Draft of 2007.11.07 ☛ 2015.03.20
From Gerald Stanley Lee’s Crowds, 1913. Read it aloud, as with all of Lee, every damned word of it, aloud, until you get it right, until it’s in your blood and bones and mind and you can see the world he saw back then, right now:
There is a boy at this very moment with strings and marbles and a nation in his pocket, a system of railroads—a boy with a national cure for tuberculosis, with sun-engines for everybody—there is a boy with cathedrals in him too, no doubt or some boy like young Pinchot, with mountainsful of forests in his heart.
This is what Mr. Carnegie himself would like to do, but with his big, stiff, clumsy libraries trailing their huge, senseless brick-and-mortar bodies, their white pillars and things, about the country, unmanned, inert, eyeless, all those great gates and forts of knowledge, Coliseums of paper, and with the mechanical people behind the counters, the policemen of the books, all standing about protecting them—with all this formidable array, how can such a boy be hunted out or drawn in, or how would he dare go tramping in through the great gates and hunting about for himself? He could only be hunted out by people all wrought through with human experience, men and women who would give the world to find him, who are on the daily lookout for such a boy—by some special kind of eager librarian, or by disguised teachers, anonymous poets, or by diviners, by expert geniuses in boys. If Mr. Carnegie could go about and look up and buy up wherever he went these men who have this boy-genius in them, deliver them from empty, helpless, mere getting-a-living lives; and if he could set these men, and set them about thickly, among the books in his libraries—those huge anatomies and bones of knowledge he has established everywhere, all his great literary steel-works—men would soon begin to be discovered, to be created, to be built in libraries … but as it is now….
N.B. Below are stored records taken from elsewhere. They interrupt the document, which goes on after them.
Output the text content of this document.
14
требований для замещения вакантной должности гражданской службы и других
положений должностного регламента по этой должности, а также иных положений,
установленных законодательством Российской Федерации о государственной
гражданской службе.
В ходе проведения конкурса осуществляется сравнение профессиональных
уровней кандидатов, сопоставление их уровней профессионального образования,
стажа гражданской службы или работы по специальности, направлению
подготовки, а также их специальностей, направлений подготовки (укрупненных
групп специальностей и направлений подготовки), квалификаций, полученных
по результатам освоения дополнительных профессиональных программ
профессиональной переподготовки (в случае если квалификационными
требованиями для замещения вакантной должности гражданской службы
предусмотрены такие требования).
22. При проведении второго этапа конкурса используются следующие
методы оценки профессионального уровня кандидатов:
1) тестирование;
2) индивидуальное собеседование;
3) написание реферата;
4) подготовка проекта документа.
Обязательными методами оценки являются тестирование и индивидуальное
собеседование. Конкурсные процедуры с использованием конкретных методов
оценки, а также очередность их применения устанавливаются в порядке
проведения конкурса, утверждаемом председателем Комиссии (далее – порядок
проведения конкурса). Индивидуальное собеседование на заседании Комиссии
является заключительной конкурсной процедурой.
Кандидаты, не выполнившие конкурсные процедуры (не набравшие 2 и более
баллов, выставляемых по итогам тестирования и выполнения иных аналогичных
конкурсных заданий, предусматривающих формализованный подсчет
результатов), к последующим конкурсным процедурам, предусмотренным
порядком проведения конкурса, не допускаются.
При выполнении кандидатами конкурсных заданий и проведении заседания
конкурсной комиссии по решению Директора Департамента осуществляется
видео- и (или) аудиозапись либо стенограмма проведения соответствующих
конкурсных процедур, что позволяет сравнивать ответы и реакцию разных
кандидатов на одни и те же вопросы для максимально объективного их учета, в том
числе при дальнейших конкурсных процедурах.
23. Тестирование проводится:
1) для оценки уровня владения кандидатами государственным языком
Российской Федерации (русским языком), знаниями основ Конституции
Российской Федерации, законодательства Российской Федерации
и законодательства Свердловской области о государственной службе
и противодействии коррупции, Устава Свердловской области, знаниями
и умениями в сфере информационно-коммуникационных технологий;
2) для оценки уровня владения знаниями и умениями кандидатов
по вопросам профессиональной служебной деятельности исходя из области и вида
Gentle Reader, have you ever stood in front of one of them, looked up at the windows, thought of all those great tiers, those moulds and blocks of learning on the shelves; and have you never watched the weary people that dribble in from the streets and wander coldly about, or sit down listless in them—in those mighty, silent empires of the past? have you never thought that somewhere all about them, somewhere in this same library, there must be some white, silent, sunny country of the future, full of children and of singing, full of something very different from these iron walls of wisdom? And have you never thought what it would mean if Mr. Carnegie would spend his money on search parties for people among the books, or what it would mean if the entire library, if all the books in it, became, as it were, wired throughout with live, splendid, delighted men and women, to make connections, to establish the current between the people and the books, to discover the people one by one and follow them to their homes, and follow them in their lives, and take out the latent geniuses, and the listless engineers and poets, and the Kossuths, Cæsars, the Florence Nightingales…?
And thank you, Barbara, for finding this for me tonight.